7. Plot of attendance and admissions over time

Clean the data header structure

From the head of the dataframe it can be seen that the CSV file had two rows for the header. The first row contains the hospital names and the 2nd row contains the variable names. I will gather the hospital names into a list. Apart from the first variable, which is date, the remaining variable names repeat for each hospital. I will create new column names using the hospital names and the variable names, that way each variable name will be unique.
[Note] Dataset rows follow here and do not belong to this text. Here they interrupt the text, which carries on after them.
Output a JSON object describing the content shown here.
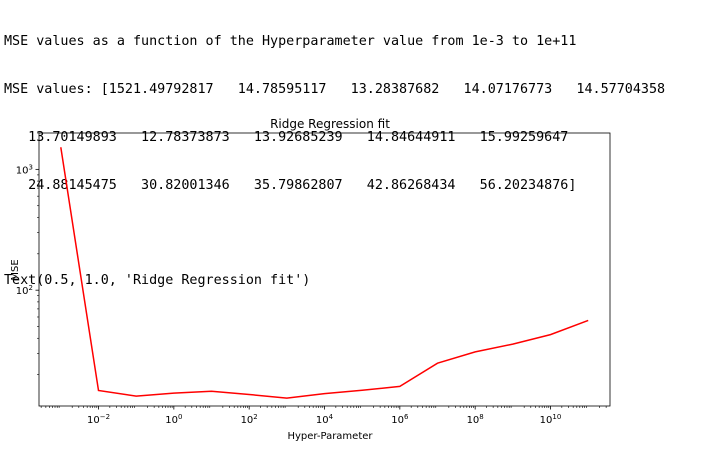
{
  "output": {
    "line1": "MSE values as a function of the Hyperparameter value from 1e-3 to 1e+11",
    "line2": "MSE values: [1521.49792817   14.78595117   13.28387682   14.07176773   14.57704358",
    "line3": "   13.70149893   12.78373873   13.92685239   14.84644911   15.99259647",
    "line4": "   24.88145475   30.82001346   35.79862807   42.86268434   56.20234876]",
    "line5": "Text(0.5, 1.0, 'Ridge Regression fit')"
  },
  "chart_data": {
    "type": "line",
    "title": "Ridge Regression fit",
    "xlabel": "Hyper-Parameter",
    "ylabel": "MSE",
    "xscale": "log",
    "yscale": "log",
    "x": [
      0.001,
      0.01,
      0.1,
      1,
      10,
      100,
      1000,
      10000,
      100000,
      1000000,
      10000000,
      100000000,
      1000000000,
      10000000000,
      100000000000
    ],
    "series": [
      {
        "color": "#ff0000",
        "values": [
          1521.49792817,
          14.78595117,
          13.28387682,
          14.07176773,
          14.57704358,
          13.70149893,
          12.78373873,
          13.92685239,
          14.84644911,
          15.99259647,
          24.88145475,
          30.82001346,
          35.79862807,
          42.86268434,
          56.20234876
        ]
      }
    ],
    "xticks": [
      {
        "value": 0.01,
        "base": "10",
        "exp": "−2"
      },
      {
        "value": 1,
        "base": "10",
        "exp": "0"
      },
      {
        "value": 100,
        "base": "10",
        "exp": "2"
      },
      {
        "value": 10000,
        "base": "10",
        "exp": "4"
      },
      {
        "value": 1000000,
        "base": "10",
        "exp": "6"
      },
      {
        "value": 100000000,
        "base": "10",
        "exp": "8"
      },
      {
        "value": 10000000000,
        "base": "10",
        "exp": "10"
      }
    ],
    "yticks": [
      {
        "value": 100,
        "base": "10",
        "exp": "2"
      },
      {
        "value": 1000,
        "base": "10",
        "exp": "3"
      }
    ],
    "xlim": [
      0.000263,
      380000000000
    ],
    "ylim": [
      11.0,
      2000.0
    ],
    "grid": false,
    "legend": "none"
  }
}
I can then remove the first row and rename the columns using my new names.

# Specify column numbers that contain hospital names
column_numbers = c(2, 9, 16, 23, 30, 37, 44, 51, 58)

# Get column names
hospital_names = names(heda)[column_numbers]

col_names = c("date")
for(hospital in hospital_names) {
  col_names = c(col_names, paste0(hospital, c("_Attendance", "_Admissions", "_Tri1", "_Tri2", "_Tri3", "_Tri4", "_Tri5")))
}

heda_clean = heda |> 
  slice(-1) |> # Remove the first row
  setNames(col_names)

Convert the Date and other columns to appropriate datatype

The dates are stored as strings, convert them into a “data” datatype. The reaming columns shouldbe numeric, but were read as charaters. Convert them to numeric for plotting.

# Convert Date column to proper date format
heda_clean = heda_clean |> 
  mutate(date=dmy(date)) |> 
# Convert all other columns to numeric suppressing warnings about NAs
  mutate(across(-date, ~ suppressWarnings(as.numeric(.))))
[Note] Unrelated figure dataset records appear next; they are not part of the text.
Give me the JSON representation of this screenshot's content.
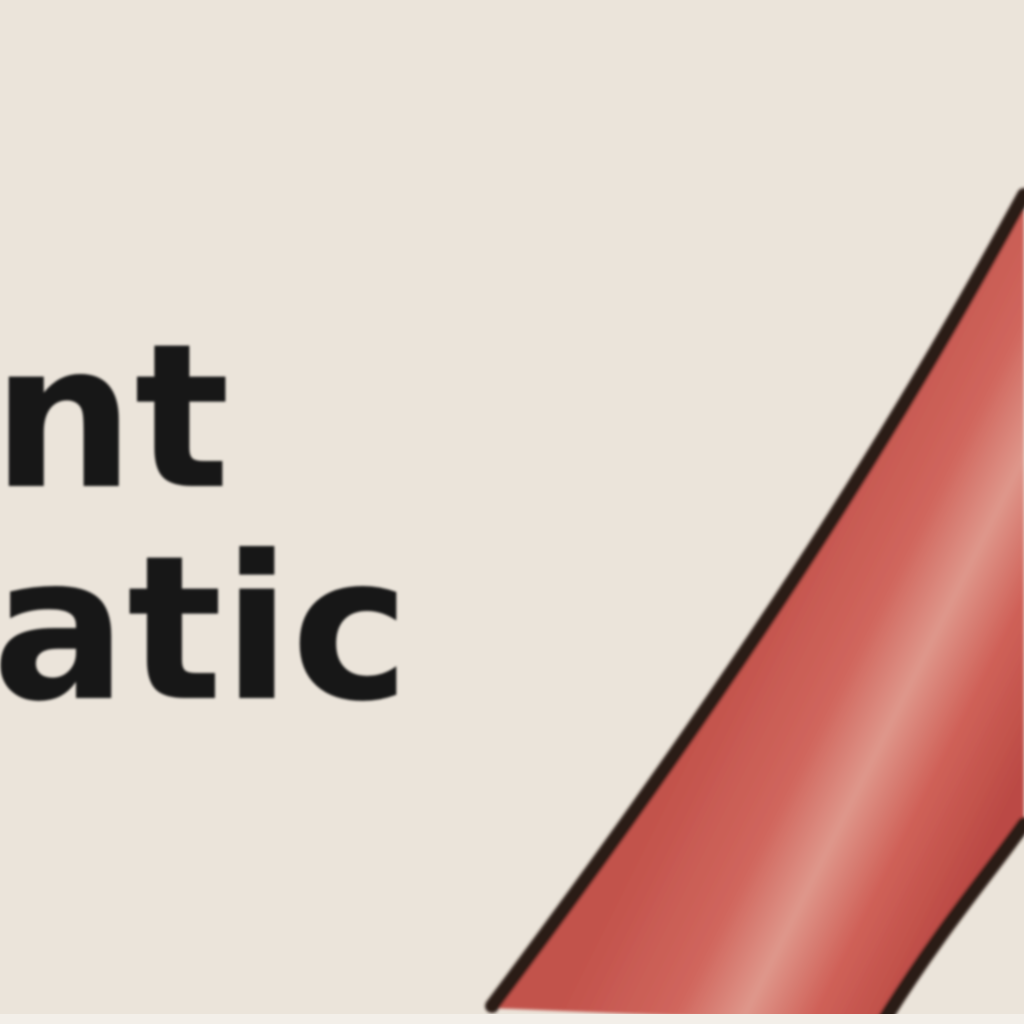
{
  "labels": {
    "line_1": "nt",
    "line_2": "atic"
  },
  "colors": {
    "background": "#ebe4da",
    "vessel_fill": "#c9574f",
    "vessel_highlight": "#de958a",
    "vessel_outline": "#2a1a18",
    "text": "#171717"
  },
  "icons": {
    "vessel": "blood-vessel-icon"
  }
}
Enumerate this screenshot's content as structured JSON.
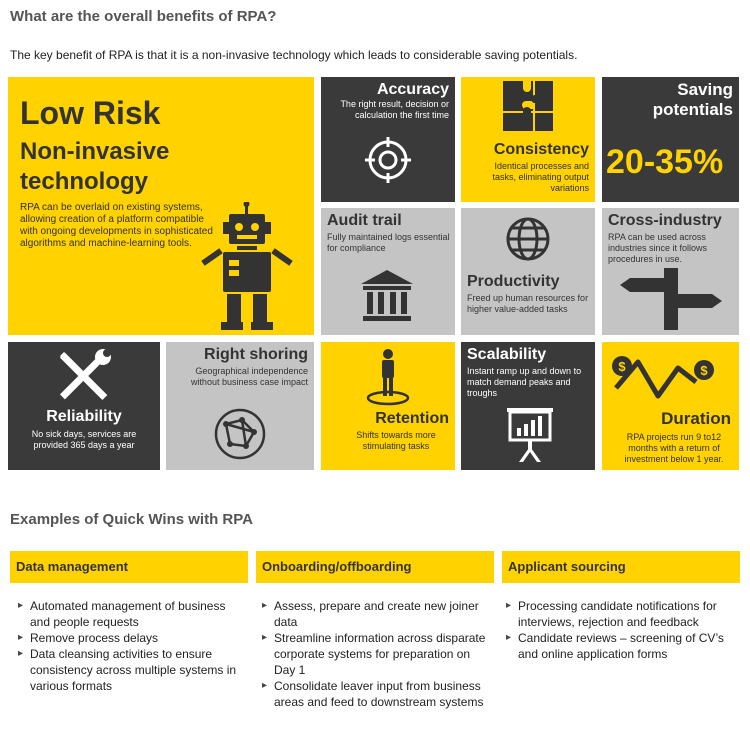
{
  "heading": "What are the overall benefits of RPA?",
  "intro": "The key benefit of RPA is that it is a non-invasive technology which leads to considerable saving potentials.",
  "low_risk": {
    "title": "Low Risk",
    "subtitle_1": "Non-invasive",
    "subtitle_2": "technology",
    "text": "RPA can be overlaid on existing systems, allowing creation of a platform compatible with ongoing developments in sophisticated algorithms and machine-learning tools."
  },
  "accuracy": {
    "title": "Accuracy",
    "text": "The right result, decision or calculation the first time"
  },
  "consistency": {
    "title": "Consistency",
    "text": "Identical processes and tasks, eliminating output variations"
  },
  "saving": {
    "title_1": "Saving",
    "title_2": "potentials",
    "value": "20-35%"
  },
  "audit": {
    "title": "Audit trail",
    "text": "Fully maintained logs essential for compliance"
  },
  "productivity": {
    "title": "Productivity",
    "text": "Freed up human resources for higher value-added tasks"
  },
  "cross": {
    "title": "Cross-industry",
    "text": "RPA can be used across industries since it follows procedures in use."
  },
  "reliability": {
    "title": "Reliability",
    "text": "No sick days, services are provided 365 days a year"
  },
  "rightshoring": {
    "title": "Right shoring",
    "text": "Geographical independence without business case impact"
  },
  "retention": {
    "title": "Retention",
    "text": "Shifts towards more stimulating tasks"
  },
  "scalability": {
    "title": "Scalability",
    "text": "Instant ramp up and down to match demand peaks and troughs"
  },
  "duration": {
    "title": "Duration",
    "text": "RPA projects run 9 to12 months with a return of investment below 1 year."
  },
  "quickwins": {
    "heading": "Examples of Quick Wins with RPA",
    "columns": [
      {
        "title": "Data management",
        "items": [
          "Automated management of business and people requests",
          "Remove process delays",
          "Data cleansing activities to ensure consistency across multiple systems in various formats"
        ]
      },
      {
        "title": "Onboarding/offboarding",
        "items": [
          "Assess, prepare and create new joiner data",
          "Streamline information across disparate corporate systems for preparation on Day 1",
          "Consolidate leaver input from business areas and feed to downstream systems"
        ]
      },
      {
        "title": "Applicant sourcing",
        "items": [
          "Processing candidate notifications for interviews, rejection and feedback",
          "Candidate reviews – screening of CV’s and online application forms"
        ]
      }
    ]
  },
  "colors": {
    "yellow": "#FFD200",
    "dark": "#3a3a3a",
    "grey": "#c4c4c4"
  }
}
Extract data for one hospital

I am ask to plot the attendance and admission for one hospital. I have chosen Fremantle Hospital.

# Name of the hospital
hospital_name = "Fremantle.Hospital"

# Select columns from the hospital and rename columns to remove hospital prefix 
hospital_data = heda_clean |> 
  select(date, starts_with(hospital_name)) |> 
  rename_with(~ sub("^.*?_", "", .), starts_with(hospital_name))

Plot attendence and admissions over time

# Reshape to long format
hospital_data_long = hospital_data |>
  pivot_longer(cols=c(Attendance, Admissions),
               names_to="Type", values_to="count")

# Plot
hospital_data_long |> 
  ggplot(aes(x=date, y=count, color=Type, group=Type)) +
  geom_line() +
  labs(title = "Attendence and Admissions Over Time",
       x = "Date", y = "Count") +
  theme(plot.title=element_text(hjust=0.5))

8. Single day

I am now asked to plot the attendance and admissions for a single day of the week and to compare with another day of the week. I have chosen Wednesdays and Saturdays, to see if there is any difference between midweek and weekend. ### Compare the attendance and addmissions on different days of the week

hospital_data_long_wkday = hospital_data_long |>
  mutate(weekday=wday(date, label=TRUE))


hospital_data_long_wkday |> 
  filter(weekday %in% c("Wed", "Sat")) |> 
  ggplot(aes(x=date, y=count, color=Type, group=Type)) +
  geom_line() +
  facet_wrap(~ weekday, ncol=2, scales="fixed") +
  labs(title="Attendance and Admissions on Wednesdays and Saturdays",
       x="Date", y="Count") +
  theme(plot.title=element_text(hjust=0.5), panel.spacing=unit(2, "lines"))

It is observed that the attendance on Wednesdays is lower than Saturdays. However, the admissions on Wednesdays is higher than Saturdays. Therefore, there is is a different in hospital attendance and admissions midweek compared to weekends.